Hope that things can be better for Wisam is a critical mindset to instill and insightful use of technology is an astonishing generator of hope. For a young person to succeed in the 21st century, intuitively mastering elements of tech is a critical accomplishment. We have unique opportunities to build competencies in use of tech that directly support SEL that directly impacts academic performance. In communal learning spaces, virtual or in-person, in COVID or other crises, technological expertise and participatory pedagogy are rooted side-by-side in adult-youth partnerships that are exciting, attractive, and productive. Now Wisam can gain the ability to get into a life direction that Wisam she wants and is motivated for.

This demands both linear and lateral thinking in the use of tech for education. It is linear because efforts are directed towards goals – first to obtain basic then secondary education, then opportunity for better income and often tertiary education. It is lateral because a wide variety of experiences with tech focused on learning form critical thinking capacity and competency that come together to add energy towards reaching those goals.

 Our educational efforts must enable all of our Wisams to attain the mental stamina, critical knowledge, connectivity to relationships and practical experience using technology that are key to thriving in that tomorrow that we will all face together.

Curt pic1
Founder & Chief Vision Officer

Dr.
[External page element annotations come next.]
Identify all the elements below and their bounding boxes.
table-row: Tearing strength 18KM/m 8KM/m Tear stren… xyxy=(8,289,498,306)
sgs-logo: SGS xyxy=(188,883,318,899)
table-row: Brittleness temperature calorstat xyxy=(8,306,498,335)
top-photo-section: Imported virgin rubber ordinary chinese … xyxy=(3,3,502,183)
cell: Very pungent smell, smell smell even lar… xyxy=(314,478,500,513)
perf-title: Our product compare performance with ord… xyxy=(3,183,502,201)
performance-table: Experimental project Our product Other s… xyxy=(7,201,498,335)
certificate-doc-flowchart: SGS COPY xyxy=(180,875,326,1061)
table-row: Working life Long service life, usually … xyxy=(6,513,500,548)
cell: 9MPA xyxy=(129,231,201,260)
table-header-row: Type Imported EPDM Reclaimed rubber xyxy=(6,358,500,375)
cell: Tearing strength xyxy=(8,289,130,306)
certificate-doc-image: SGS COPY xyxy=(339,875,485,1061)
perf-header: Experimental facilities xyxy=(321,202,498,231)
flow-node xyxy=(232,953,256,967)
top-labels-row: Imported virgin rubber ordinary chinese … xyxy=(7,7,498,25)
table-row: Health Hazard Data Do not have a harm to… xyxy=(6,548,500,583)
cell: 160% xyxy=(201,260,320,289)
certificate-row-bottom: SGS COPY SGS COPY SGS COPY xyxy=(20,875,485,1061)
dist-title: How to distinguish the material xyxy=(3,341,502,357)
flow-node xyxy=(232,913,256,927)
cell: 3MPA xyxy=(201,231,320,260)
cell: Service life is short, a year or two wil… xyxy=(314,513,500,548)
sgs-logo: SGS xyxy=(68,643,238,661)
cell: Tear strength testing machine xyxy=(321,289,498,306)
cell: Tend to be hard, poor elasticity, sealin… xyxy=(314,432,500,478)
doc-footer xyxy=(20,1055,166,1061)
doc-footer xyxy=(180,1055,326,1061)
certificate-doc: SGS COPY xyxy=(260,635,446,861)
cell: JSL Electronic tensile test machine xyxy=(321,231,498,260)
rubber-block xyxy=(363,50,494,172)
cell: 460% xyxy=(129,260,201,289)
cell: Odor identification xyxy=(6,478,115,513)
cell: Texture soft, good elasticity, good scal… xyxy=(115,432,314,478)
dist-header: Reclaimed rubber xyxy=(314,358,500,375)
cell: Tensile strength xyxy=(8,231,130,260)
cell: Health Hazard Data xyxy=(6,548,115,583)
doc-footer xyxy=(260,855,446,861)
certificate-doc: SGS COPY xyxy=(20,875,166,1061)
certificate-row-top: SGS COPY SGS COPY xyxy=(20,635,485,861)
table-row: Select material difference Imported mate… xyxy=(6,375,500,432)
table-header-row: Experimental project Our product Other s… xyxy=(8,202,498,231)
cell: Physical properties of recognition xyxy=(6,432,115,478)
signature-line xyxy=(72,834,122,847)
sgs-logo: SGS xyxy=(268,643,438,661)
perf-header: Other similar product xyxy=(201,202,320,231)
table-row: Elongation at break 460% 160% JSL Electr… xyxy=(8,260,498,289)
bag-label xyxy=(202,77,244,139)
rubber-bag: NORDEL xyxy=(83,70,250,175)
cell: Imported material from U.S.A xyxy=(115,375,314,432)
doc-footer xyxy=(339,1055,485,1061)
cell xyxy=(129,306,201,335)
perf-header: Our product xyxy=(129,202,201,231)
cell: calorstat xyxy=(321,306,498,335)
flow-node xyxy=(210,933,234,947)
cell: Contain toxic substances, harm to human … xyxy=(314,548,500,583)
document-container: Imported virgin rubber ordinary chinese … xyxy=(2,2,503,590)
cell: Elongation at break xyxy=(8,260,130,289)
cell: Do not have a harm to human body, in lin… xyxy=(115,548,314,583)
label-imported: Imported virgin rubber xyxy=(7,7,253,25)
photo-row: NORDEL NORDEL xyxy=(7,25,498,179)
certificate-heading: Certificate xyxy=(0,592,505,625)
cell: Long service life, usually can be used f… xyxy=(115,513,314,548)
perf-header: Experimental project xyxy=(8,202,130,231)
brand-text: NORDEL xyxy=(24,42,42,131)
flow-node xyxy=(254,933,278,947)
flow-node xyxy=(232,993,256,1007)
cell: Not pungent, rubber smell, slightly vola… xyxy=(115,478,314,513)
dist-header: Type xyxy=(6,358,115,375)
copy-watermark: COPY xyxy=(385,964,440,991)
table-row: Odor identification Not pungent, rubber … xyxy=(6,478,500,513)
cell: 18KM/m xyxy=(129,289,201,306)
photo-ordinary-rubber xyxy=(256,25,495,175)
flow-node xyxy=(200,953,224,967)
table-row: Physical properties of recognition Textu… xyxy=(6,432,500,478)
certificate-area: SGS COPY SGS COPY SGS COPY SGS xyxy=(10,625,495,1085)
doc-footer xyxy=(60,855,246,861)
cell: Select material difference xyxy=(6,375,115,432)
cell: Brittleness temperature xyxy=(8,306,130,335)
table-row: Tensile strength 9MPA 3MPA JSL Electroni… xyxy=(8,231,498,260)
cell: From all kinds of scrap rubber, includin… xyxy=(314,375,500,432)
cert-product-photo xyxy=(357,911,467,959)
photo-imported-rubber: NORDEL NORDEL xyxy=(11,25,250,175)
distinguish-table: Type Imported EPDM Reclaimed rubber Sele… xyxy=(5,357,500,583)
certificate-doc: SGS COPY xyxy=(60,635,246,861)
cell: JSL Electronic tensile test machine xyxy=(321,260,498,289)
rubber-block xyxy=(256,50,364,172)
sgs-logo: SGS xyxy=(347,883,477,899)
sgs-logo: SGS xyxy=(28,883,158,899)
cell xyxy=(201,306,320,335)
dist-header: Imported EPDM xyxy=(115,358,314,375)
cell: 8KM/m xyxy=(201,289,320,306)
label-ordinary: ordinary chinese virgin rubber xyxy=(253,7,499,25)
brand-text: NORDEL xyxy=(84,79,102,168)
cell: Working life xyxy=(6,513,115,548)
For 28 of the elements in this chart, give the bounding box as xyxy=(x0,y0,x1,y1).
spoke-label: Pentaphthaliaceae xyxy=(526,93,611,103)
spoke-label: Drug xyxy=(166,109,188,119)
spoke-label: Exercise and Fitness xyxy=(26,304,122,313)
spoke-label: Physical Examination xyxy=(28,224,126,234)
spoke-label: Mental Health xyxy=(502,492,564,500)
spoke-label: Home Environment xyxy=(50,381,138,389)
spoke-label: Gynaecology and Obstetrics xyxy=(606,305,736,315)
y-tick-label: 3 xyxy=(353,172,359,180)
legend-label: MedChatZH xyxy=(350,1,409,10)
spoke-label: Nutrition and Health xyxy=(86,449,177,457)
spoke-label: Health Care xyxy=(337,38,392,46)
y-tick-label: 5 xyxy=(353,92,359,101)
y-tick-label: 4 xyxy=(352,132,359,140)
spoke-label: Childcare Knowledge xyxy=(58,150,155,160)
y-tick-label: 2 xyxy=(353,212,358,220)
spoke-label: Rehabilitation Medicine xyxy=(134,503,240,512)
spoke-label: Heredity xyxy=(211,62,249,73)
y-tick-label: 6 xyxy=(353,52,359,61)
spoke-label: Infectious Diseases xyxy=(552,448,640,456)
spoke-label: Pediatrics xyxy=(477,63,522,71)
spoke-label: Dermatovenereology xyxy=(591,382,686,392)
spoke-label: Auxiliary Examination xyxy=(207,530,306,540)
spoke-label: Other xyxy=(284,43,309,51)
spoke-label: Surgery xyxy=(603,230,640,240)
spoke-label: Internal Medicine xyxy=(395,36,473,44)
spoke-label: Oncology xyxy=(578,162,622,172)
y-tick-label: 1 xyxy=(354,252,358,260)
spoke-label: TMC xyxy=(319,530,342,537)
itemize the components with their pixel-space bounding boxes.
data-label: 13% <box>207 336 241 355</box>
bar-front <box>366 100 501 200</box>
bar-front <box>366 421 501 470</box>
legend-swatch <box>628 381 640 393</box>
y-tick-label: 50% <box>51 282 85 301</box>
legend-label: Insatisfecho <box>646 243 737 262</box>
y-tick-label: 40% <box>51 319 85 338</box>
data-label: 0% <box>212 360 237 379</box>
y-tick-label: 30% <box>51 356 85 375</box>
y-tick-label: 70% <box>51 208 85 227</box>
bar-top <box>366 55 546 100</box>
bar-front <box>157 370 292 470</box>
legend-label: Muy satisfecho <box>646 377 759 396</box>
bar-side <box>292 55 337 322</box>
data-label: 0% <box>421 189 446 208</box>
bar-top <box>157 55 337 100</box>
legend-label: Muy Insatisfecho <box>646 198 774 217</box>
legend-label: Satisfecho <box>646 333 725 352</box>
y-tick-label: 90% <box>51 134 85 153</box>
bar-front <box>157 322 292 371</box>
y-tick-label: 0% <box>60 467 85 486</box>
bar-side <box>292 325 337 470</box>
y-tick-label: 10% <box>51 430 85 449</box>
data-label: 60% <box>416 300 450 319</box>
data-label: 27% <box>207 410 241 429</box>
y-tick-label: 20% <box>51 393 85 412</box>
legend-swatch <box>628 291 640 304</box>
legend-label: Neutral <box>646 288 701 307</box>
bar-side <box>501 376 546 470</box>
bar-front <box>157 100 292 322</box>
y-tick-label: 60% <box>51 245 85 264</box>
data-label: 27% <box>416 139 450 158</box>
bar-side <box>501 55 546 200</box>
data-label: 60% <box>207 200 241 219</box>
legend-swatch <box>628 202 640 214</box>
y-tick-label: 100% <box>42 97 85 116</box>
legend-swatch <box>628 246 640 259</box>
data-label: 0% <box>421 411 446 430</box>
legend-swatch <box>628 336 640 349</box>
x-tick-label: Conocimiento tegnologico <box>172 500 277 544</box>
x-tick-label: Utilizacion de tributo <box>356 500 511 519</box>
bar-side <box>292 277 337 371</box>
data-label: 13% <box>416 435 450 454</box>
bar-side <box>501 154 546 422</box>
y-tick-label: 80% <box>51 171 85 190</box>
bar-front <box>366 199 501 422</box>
Curt Rhodes

Curt Rhodes has spent close to 40 years working with, and on behalf of, marginalized communities and young people across the Middle East.

As the recipient of the 2014 Dr. Jean Mayer Global Citizenship Award, Dr. Rhodes was recognized by Tufts University for his demonstrated compassion and tenacity in creating a highly effective and determined organization dedicated to the survival and nurturing of the most vulnerable and disenfranchised.

In recognition of his work with marginalized youth in the Hashemite Kingdom of Jordan and in the region, Dr. Rhodes was awarded 2011 Social Entrepreneur of the Year for the Middle East and North Africa by the Schwab Foundation for Social Entrepreneurship.

Dr. Rhodes began his career in the Middle East in the early 1980s, as Assistant Dean in the School of Public Health at the American University of Beirut. During the 1982 invasion of west Beirut, he volunteered in a community-based clinic alongside students and friends, doing around-the-clock triage for wounded and ill civilians. That was when the seed idea for Questscope began to take shape. Living and working with people in great suffering compelled him to find a way that he and others in the Middle East could assist the most vulnerable: participating with the voiceless ones in invisible communities.

In 1988, Questscope was founded with the goal of putting the last, first. From the beginning, Questscope worked closely with local communities, identifying their aspirations and together addressing their greatest needs.